Backend Development Checklist

Project Setup

  • Directory structure follows SOP layout
  • .env.example file created with all required variables
  • README.md with clear setup instructions
  • .gitignore configured for Python projects

Code Quality

  • ruff configured and passing
  • mypy type checking enabled and passing
  • All functions have type hints
  • Code follows PEP8 naming conventions
  • No hardcoded secrets in code

Database

  • MongoDB connection via app/core/database.py
  • Ensure Test Database segragation and correct environment usage
  • All models use Pydantic with proper validation
  • DBs and Collections use kebab-case naming
  • Indexes documented and version-controlled
  • Database authentication configured

API Development

  • FastAPI app follows factory pattern
  • All endpoints use proper HTTP methods and status codes
  • URLs follow REST conventions (plural nouns)
  • Input/output validation with Pydantic schemas
  • Error responses include correlation IDs
  • Health check endpoint implemented

Security

  • JWT/OAuth2 authentication implemented
  • Rate limiting configured where needed
  • All inputs validated and sanitised
  • Secrets stored in GCP Secret Manager only
  • CORS properly configured
  • HTTPS enforced in production

Testing

  • pytest configured with async support
  • Comply with our Testing Framework
    • Practical approach - Test what matters most (endpoints, integrations)

    • Focused on API testing - Smoke tests for critical endpoints rather than extensive unit testing

      • Smoke Tests:
        • Health check verification
        • Basic connectivity tests
        • Documentation accessibility
    • Extensive A/B testing - in the Staging deployment, simulate edge cases, pressure test system with volume, etc.

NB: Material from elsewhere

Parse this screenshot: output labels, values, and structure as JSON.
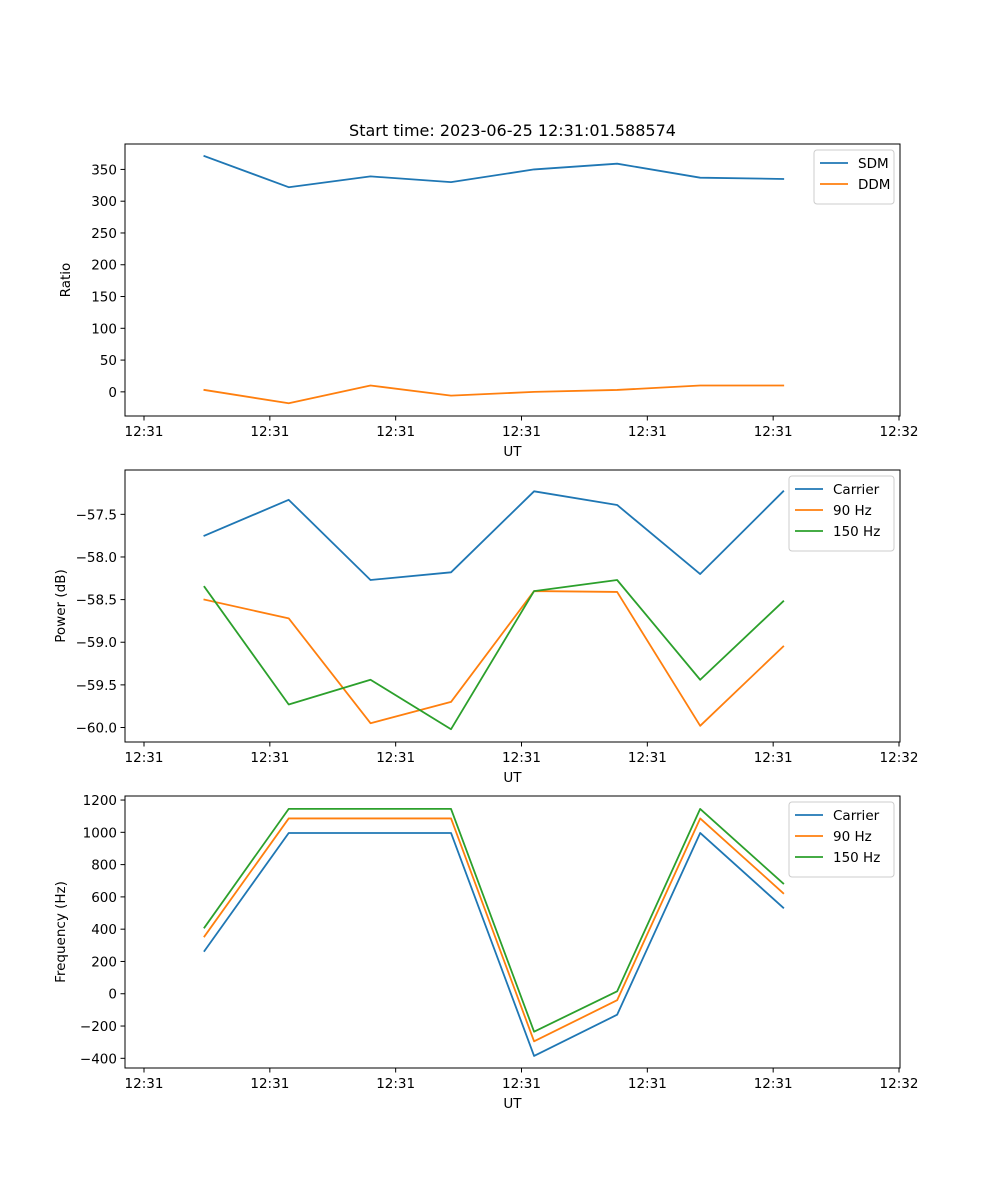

    • Database Integration:

      • Connection testing
      • CRUD operation validation
      • Real database interaction
    • Service Integration Tests:

      • End-to-end business logic flows
      • Error handling and edge cases
      • Database interaction validation
    • Running Tests:

      • Various execution scenarios
      • Coverage reporting
      • Selective test running
      • Performance considerations

Performance

  • All I/O operations are async
  • Connection pooling implemented
  • Service is stateless
  • Proper error handling and timeouts
  • Response times < 200ms for key requests

Logging & Monitoring

  • Structured JSON logging configured
  • Correlation IDs in all log entries
  • GCP Cloud Monitoring integration
  • Health check endpoint monitoring

Deployment

  • Dockerfile follows SOP template
  • cloudbuild.yaml configured
  • Cloud Build trigger linked to main branch
  • Secrets properly configured in deployment
  • Health checks working
  • Service accessible and responding

Documentation

  • Documentation must be updated and in-line with our current docs
    • This must be clear and concise
    • Explain data flows in the system
    • Explain data dependencies, inputs and expectations
    • Clear Architectural explanations of how components, modules or classes link together are are called between themselves.
  • Deployment instructions documented
  • Architecture diagrams (Use Mermaid Diagrams)

Final Review

  • Code reviewed by team member (if needed)
  • All automated checks passing
  • Performance requirements met
  • Security review completed (if needed)
  • Documentation reviewed and updated

Compliance: All engineers must follow this SOP. Deviations require explicit team lead approval and must be documented. Use this checklist for every new service and major updates.